Safety and administrative concerns are significant red flags in the reviews. Reported incidents include residents being kicked out after repeated falls, management allegedly threatening to call adult protective services, and at least one account of police involvement. Financial issues were also stressed: one review cited extremely high billing on the order of $20,000 per month. Several reviewers characterized the administrator as uncaring or exhibiting poor judgment. Taken together, these items paint a pattern in which families face harsh financial and administrative pressure while also worrying about clinical safety and accountability.
Facility condition and services such as dining and rehabilitation drew consistent criticism. The building was described by some reviewers as 'dungeon-like' and in poor condition.

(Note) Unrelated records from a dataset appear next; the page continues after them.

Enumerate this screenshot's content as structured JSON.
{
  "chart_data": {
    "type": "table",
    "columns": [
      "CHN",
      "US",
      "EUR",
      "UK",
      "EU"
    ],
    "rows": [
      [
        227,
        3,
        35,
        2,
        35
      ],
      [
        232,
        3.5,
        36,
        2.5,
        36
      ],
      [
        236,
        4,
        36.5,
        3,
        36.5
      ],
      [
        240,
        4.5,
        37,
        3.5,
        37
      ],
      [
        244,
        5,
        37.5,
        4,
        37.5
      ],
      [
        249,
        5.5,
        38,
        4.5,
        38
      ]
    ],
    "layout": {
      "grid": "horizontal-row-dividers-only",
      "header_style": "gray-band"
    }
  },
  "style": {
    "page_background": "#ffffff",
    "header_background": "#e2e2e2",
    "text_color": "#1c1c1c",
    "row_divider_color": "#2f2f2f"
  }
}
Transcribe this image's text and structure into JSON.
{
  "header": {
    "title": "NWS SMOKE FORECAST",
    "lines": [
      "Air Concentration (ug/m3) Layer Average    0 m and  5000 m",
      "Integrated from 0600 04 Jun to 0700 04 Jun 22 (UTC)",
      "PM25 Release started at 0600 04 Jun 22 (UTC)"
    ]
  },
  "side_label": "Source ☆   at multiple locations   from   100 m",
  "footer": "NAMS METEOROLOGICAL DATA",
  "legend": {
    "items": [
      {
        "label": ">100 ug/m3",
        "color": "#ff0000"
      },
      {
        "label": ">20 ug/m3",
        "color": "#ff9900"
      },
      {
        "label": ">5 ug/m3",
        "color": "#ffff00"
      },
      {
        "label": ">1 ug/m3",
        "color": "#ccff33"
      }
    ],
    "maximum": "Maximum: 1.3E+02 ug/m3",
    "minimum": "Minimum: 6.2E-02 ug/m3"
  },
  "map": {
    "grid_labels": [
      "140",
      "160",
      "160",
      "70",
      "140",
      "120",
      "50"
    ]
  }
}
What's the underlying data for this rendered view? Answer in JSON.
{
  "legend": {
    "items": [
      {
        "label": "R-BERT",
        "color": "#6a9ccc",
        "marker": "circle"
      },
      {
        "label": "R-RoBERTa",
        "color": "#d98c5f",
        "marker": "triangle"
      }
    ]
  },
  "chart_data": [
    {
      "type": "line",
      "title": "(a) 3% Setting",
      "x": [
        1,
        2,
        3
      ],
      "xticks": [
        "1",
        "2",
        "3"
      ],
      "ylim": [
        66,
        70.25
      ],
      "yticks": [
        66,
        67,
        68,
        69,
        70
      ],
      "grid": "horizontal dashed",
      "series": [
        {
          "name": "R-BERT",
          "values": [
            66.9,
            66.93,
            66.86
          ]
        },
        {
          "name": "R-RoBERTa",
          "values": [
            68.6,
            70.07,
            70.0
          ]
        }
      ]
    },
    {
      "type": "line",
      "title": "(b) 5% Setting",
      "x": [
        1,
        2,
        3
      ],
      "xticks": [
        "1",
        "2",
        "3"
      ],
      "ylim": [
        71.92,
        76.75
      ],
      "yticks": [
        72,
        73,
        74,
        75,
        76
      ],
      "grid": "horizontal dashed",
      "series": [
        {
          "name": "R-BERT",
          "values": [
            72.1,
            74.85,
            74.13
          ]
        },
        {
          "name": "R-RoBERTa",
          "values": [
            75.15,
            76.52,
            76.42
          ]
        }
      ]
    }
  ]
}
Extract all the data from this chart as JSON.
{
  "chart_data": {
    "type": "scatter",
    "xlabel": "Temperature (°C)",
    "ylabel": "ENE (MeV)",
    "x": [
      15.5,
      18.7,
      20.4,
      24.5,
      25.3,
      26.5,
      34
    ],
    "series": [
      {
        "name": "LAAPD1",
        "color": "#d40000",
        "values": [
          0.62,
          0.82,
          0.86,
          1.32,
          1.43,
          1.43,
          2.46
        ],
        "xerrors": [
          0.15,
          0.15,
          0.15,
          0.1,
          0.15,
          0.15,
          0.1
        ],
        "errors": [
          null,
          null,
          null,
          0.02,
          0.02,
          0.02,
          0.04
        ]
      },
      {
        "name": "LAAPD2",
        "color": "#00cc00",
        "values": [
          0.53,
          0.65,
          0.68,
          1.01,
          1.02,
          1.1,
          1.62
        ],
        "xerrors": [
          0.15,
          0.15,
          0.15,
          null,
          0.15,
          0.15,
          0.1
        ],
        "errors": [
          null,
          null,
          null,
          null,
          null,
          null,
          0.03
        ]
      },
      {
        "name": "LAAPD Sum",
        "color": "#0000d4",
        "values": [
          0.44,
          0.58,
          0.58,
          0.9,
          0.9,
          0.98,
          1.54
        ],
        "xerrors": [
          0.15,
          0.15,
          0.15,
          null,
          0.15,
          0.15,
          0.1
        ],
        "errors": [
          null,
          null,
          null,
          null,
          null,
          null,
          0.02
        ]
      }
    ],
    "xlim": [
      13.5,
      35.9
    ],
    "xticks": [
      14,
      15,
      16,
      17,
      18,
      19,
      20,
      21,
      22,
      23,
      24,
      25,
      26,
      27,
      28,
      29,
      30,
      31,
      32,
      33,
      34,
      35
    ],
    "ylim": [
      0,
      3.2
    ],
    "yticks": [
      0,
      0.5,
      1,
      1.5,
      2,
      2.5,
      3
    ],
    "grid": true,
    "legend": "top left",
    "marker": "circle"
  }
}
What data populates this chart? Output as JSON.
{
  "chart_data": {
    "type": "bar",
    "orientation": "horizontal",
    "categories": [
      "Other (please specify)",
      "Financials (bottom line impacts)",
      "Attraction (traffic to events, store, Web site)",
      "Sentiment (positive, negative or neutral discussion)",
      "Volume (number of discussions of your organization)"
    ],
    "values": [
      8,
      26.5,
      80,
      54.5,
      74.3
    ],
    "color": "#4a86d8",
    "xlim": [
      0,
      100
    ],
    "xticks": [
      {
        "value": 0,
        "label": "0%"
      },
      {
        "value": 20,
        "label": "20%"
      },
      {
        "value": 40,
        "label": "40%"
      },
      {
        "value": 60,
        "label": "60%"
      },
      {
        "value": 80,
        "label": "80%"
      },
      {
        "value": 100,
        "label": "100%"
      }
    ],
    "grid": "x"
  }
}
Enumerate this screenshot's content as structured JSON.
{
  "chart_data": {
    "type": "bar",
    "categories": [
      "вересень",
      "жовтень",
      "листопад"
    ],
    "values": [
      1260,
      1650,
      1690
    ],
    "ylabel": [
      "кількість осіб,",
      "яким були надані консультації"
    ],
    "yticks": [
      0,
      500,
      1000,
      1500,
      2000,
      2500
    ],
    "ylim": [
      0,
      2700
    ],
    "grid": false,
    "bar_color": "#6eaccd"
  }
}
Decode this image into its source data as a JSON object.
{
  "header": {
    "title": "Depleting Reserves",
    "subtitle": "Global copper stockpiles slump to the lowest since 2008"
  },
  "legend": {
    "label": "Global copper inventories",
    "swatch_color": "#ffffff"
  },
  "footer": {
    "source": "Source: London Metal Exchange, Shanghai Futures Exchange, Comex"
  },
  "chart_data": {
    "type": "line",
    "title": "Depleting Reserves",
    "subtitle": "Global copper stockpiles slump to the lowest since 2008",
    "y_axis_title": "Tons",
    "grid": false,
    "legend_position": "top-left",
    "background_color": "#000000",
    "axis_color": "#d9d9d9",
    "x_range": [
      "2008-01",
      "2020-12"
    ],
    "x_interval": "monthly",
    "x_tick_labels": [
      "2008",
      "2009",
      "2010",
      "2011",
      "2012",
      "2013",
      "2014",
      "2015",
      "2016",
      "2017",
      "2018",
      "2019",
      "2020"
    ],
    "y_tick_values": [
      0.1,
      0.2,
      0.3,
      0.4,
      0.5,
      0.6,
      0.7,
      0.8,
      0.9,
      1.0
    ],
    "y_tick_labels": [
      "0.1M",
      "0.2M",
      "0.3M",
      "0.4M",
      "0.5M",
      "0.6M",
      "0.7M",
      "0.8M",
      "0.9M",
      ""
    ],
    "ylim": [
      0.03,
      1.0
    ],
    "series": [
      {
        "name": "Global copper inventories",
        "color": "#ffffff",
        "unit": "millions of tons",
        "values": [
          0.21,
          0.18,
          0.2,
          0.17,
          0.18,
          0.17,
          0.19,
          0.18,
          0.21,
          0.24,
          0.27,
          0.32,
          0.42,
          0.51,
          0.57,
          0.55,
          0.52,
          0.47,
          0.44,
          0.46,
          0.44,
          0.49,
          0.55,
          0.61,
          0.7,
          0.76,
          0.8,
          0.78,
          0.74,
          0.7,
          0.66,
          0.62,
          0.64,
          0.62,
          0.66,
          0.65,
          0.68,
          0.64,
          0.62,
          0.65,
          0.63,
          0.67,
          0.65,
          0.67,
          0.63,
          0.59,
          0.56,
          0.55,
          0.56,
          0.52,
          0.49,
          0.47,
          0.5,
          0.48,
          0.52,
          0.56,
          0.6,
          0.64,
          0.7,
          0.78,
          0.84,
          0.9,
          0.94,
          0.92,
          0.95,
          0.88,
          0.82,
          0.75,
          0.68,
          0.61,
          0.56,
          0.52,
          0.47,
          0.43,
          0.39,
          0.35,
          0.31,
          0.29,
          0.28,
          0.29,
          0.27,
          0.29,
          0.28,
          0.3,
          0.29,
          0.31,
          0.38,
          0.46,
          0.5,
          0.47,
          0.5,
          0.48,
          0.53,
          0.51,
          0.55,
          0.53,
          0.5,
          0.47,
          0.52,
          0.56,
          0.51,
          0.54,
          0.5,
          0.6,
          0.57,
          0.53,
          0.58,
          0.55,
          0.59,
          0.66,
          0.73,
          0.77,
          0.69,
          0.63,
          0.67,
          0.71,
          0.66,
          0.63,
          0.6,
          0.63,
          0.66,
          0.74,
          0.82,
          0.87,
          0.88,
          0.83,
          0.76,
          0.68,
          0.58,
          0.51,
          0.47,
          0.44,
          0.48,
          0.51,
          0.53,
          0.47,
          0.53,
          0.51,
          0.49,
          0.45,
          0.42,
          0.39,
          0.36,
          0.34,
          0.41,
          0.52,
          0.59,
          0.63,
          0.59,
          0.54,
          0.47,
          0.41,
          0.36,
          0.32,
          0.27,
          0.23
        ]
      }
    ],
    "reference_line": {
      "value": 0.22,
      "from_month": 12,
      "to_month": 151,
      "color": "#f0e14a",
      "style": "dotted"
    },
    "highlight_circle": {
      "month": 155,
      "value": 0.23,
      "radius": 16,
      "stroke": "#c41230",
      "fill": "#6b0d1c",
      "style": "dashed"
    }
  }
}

Dining complaints are specific and repeated: meals described as terrible, served on styrofoam, and associated with dignity concerns. Rehabilitation and therapy services are criticized as inadequate or not properly implemented, which is particularly troubling for a facility that offers nursing and rehab care. Logistical problems (wrong address provided to families, navigation guidance issues, and mail delivery discrepancies) also appear multiple times, suggesting systemic coordination and communication problems.
A notable pattern is the sharp contrast between individual staff performance and systemic failures. Many reviewers explicitly state that there are "a few great staff members" or that "amazing staff" made a difference, while simultaneously reporting pervasive understaffing, poor leadership, and serious lapses in care. This suggests staffing inconsistency, high turnover, or management practices that impair the ability of good employees to deliver consistently safe, high-quality care. Comparisons to a newer facility in Mexia were made, implying that some reviewers believe the facility may be outdated and in need of replacement or significant renovation.
Overall sentiment across the reviews leans toward concern despite pockets of praise. The frequency and severity of allegations — neglect, hygiene failures, threats to call protective services, police involvement, and very high billing — are significant and warrant caution. Prospective residents and families should weigh the positive reports of compassionate staff against the documented systemic issues. When evaluating this facility, it would be prudent to ask direct, specific questions about staffing ratios, turnover, therapy plans and documentation, billing policies and typical monthly costs, incident and eviction policies after falls, results of recent inspections or complaints, cleanliness and infection-control practices, and how administration addresses family concerns. Comparing alternatives (for example the newer facility mentioned in Mexia) and conducting an in-person visit focused on cleanliness, meal service, staff interactions, and administrative transparency would be particularly important given the mixed but troubling themes in these reviews.